Leaving aside the rarity and hence novelty value of a film about Burmese emigrants, I don’t think I could resist checking out something named after the famous poem by Rudyard Kipling. It was made by Midi Z who was born in Myanmar but is now Taiwanese. Its most notable star is Kai Ko who shot to fame due to You Are the Apple of My Eye but subsequently fell into disgrace after being caught in a drugs bust.

Lien Ching is a young Burmese girl who pays smugglers to get her to Thailand where she hopes to earn a better living and send money back home to her family. Along the way, A-kuo, a young man from the same Burmese hometown of Lashio shows her some kindness. Some Burmese girls try to find her an office job in Bangkok to take advantage of her education but fail as she lacks a work permit.
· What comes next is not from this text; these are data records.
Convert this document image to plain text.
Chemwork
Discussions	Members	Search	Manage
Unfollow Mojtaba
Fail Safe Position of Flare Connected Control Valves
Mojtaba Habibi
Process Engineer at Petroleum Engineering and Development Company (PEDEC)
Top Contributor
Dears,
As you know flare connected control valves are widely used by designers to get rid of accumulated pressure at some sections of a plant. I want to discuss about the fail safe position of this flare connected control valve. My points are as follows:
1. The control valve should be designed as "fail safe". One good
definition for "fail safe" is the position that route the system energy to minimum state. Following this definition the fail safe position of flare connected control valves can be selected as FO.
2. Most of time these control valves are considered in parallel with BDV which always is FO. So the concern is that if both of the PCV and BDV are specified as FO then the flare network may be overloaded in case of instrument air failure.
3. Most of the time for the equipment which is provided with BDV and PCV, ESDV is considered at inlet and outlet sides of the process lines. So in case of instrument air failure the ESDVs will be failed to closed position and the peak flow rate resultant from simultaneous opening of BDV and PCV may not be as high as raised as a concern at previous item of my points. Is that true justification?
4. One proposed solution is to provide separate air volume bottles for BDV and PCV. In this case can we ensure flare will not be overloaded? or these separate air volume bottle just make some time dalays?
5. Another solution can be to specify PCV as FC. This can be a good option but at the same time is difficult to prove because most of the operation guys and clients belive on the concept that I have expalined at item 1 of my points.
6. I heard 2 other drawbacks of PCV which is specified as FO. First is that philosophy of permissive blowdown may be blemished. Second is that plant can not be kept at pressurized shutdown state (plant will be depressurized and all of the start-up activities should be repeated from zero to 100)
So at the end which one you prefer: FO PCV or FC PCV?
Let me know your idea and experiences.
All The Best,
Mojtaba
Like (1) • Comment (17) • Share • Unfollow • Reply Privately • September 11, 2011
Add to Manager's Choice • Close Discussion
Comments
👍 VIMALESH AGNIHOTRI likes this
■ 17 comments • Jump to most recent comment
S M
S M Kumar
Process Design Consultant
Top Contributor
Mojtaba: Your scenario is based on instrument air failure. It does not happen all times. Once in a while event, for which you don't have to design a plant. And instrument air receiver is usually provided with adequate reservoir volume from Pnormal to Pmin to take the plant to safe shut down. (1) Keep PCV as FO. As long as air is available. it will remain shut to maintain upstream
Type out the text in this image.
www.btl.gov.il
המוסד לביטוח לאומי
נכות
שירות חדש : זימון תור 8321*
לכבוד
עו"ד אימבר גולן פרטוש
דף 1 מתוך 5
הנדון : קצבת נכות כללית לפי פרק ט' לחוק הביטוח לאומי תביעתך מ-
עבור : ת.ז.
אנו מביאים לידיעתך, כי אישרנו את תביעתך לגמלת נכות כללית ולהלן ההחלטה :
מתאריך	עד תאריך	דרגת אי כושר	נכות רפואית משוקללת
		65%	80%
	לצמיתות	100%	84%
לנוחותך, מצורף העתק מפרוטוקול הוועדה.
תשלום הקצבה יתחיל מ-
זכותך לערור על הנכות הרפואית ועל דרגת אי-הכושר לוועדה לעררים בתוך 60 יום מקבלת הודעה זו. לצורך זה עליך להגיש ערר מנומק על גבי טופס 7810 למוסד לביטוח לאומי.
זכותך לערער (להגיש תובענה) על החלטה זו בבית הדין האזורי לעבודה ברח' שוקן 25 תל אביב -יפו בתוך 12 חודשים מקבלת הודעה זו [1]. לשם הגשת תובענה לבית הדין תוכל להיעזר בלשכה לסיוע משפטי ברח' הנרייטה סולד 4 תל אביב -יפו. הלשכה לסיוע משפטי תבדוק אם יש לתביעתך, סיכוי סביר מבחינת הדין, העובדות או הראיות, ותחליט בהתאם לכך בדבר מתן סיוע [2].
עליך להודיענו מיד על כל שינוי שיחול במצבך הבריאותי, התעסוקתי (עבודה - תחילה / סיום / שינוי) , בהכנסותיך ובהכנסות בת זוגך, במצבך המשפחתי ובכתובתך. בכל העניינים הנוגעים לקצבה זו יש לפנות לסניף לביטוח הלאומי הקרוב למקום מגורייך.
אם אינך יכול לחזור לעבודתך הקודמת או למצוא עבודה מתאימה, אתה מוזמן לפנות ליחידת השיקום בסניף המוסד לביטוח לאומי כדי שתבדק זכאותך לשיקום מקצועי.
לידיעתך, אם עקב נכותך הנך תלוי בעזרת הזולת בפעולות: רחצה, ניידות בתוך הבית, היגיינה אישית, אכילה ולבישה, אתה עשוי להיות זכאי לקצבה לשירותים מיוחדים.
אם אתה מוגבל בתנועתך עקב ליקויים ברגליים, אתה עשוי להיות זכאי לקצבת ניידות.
Even when she gets a job as a dishwasher in a restaurant, she is caught by the authorities and let go by her employer. A-kuo helps her find a job at a textile factory where he works and they become a couple. A-kuo is content to work at the factory until he saves enough money to return to Myanmar. Lien Ching however yearns to work in the city and repeatedly attempts to have proper identification papers made, persevering even after they pay expensive bribes only to get fake papers.

Though a film about Burmese and set in Thailand, The Road to Mandalay essentially feels like a Taiwanese film through and through, right down to the distance that the camera maintains between the characters and the audience. Production quality is crude and acting quality less than satisfactory. For pretty much the entire length of the running time, lead actress Wu Ke-xi’s face looks like it’s perpetually stuck on the verge of breaking out in tears. Often this lack of professional polish can help a film feel more grounded and authentic but that also relies on having an auteur being insightful and distinctive enough to make it work. Unfortunately there’s no sense here of the director being an unrecognized genius at work. The whole thing is a straightforward portrait of the misery that a picture-perfect Burmese immigrant undergoes with all of the tropes in place exactly as you’d expect. Every element is simply too conventional to make for a great film.

In particular, the film could have been improved by taking a more balanced approach and allowing Lien Ching to be a more complete character. With the exception of one solid scene of the factory workers enjoying Songkran, there are no scenes of her being happy or even appreciating what life in Bangkok can offer her even as she fights hard for it. There aren’t even any scenes of her and A-kuo being affectionate together, making me doubt that they have really become a couple. This makes the character feel like an archetype, not a real person, making it difficult for the audience to sympathize with her on a personal level. The one interesting twist here is that A-kuo comes across as an obsessive stalker who pressures and coerces Lien Ching into a relationship that she has no real enthusiasm for rather than a decent boyfriend. That fits perfectly with the ending and the segue into the topic of toxic masculinity rather amuses me. Unfortunately I think the film ended the way it did because the director was uncomfortable with Lien Ching’s life making a turn for the better because that would have meant that her morally dubious decisions were justified.

This is still a worthwhile watch because in these less liberal times, it’s good to highlight how emigrants deserve a chance to make a better life for themselves and the population of host countries could stand to be more welcoming. I also like how it focuses on the Burmese in Thailand, not an especially well known subject. But in terms of both production standards and artistic courage, I find it wanting.